This summer, five other LBJ interns and I will be working at Development Gateway (DG) in Washington, DC. This work is under a partnership between the Strauss Center at UT and AidData, and involves geo-coding into one database African development projects from various international donors. The work during this leg will involve coding for projects in Malawi.
Aid has traditionally been given out piecemeal, with each donor funding separate projects where and how they see fit. Now, this partnership is mapping out that aid, locating each project by its geographic coordinates. By geo-referencing each development project and putting the results together in a single source, this work will promote coordination, cooperation, and just simple information sharing between donors. But more than that, it could allow aid to be targeted at the places that need it the most – whether the poorest or the most vulnerable to climate change. I certainly hope that it will lead to more targeted aid giving, as well as more effective aid spending.
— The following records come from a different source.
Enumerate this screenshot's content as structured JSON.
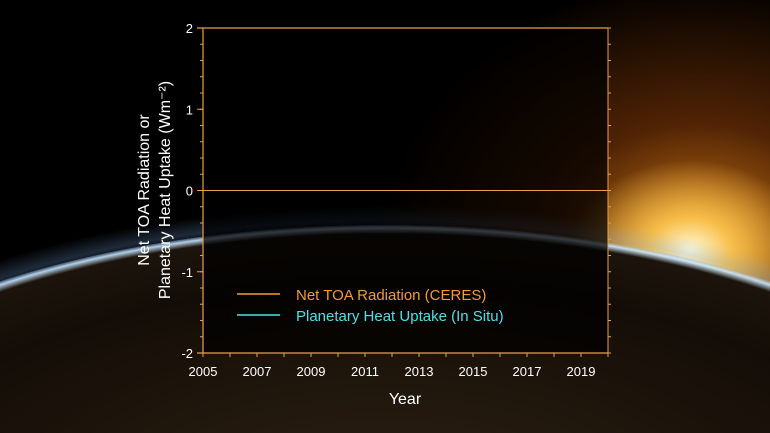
{
  "chart_data": {
    "type": "line",
    "title": "",
    "xlabel": "Year",
    "ylabel_lines": [
      "Net TOA Radiation or",
      "Planetary Heat Uptake (Wm⁻²)"
    ],
    "xlim": [
      2005,
      2020
    ],
    "ylim": [
      -2,
      2
    ],
    "xticks": [
      "2005",
      "2007",
      "2009",
      "2011",
      "2013",
      "2015",
      "2017",
      "2019"
    ],
    "yticks": [
      "-2",
      "-1",
      "0",
      "1",
      "2"
    ],
    "grid": false,
    "legend_position": "bottom-left",
    "series": [
      {
        "name": "Net TOA Radiation (CERES)",
        "color": "#f39a3a",
        "values": []
      },
      {
        "name": "Planetary Heat Uptake (In Situ)",
        "color": "#4ee0e6",
        "values": []
      }
    ],
    "axis_color": "#e8a04a"
  }
}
I’m particularly interested in the large energy and water infrastructure projects that have been put into place in Malawi and the rest of Sub-Saharan Africa. Over the course of the summer, I hope to learn more about how these types of projects can bring even larger-scale change for some of the people that need it most.
As for Washington – I’ve never been to the capitol before now, but from my few days here it looks like there won’t be much problem filling any spare time. In fact, it seems that DC is as full of sights to see as it is of Starbucks – apparently no small feat!
My internship with Development Gateway (DG) in Washington D.C. is off to a great start. First of all, I love this city. As an international development professional and a news/politics junkie it feels great to be at the heart of the action. I am living in an apartment in Georgetown with three other LBJ students. Savin and Anustubh work with me at DG and Jessica Tibbets works at the State Department. Our apartment is one block off M Street and 100 meters from the Potomac River. Morning runs along the riverside trails and evening picnics in the riverside park have already begun. My first day at work was 31 May and that evening the Washington Area LBJ Alumni Chapter coordinated a happy hour that was a big hit and a great way to kick off my summer here.
Development Gateway is in the middle of the downtown D.C. scene. We are across the street from the IMF and the World Bank, so we go over to their cafeteria to eat lunch. If I ever see Robert Zoellick there I will pull up a seat next to him and then I will really have something to blog about. The work I am doing for DG is geocoding all of the donor aid that is being given to the country of Malawi, Africa. It is one of the first projects of its kind and when it is successful, other countries will hopefully want to do the same. Basically, the government of Malawi provided documentation related to every project that uses donor funding. There are 33 donors and hundreds of projects across all sectors – health, education, economic development, infrastructure, agriculture and governance. I read through the project documents, identify where the money is being spent (cities, villages, districts, etc.) and capture that information so that the project can be mapped using GIS (Geographic Information System).
A similar effort was made last year and resulted in the World Bank’s “Mapping for Results” platform – For this effort, the team mapped every project in the world that the World Bank funded. Our current work will produce similar output, but for every donor and every project in Malawi. Many groups benefit from the work we are doing. Donors are better able to assess the needs of Malawi and guide funds to areas that are underserved. The government of Malawi will be able to identify gaps in donor-funded services and respond accordingly. But most importantly, the people of Malawi will benefit by getting the right services where they are needed the most. I am very much looking forward to all of the work and play I will doing in D.C. this summer!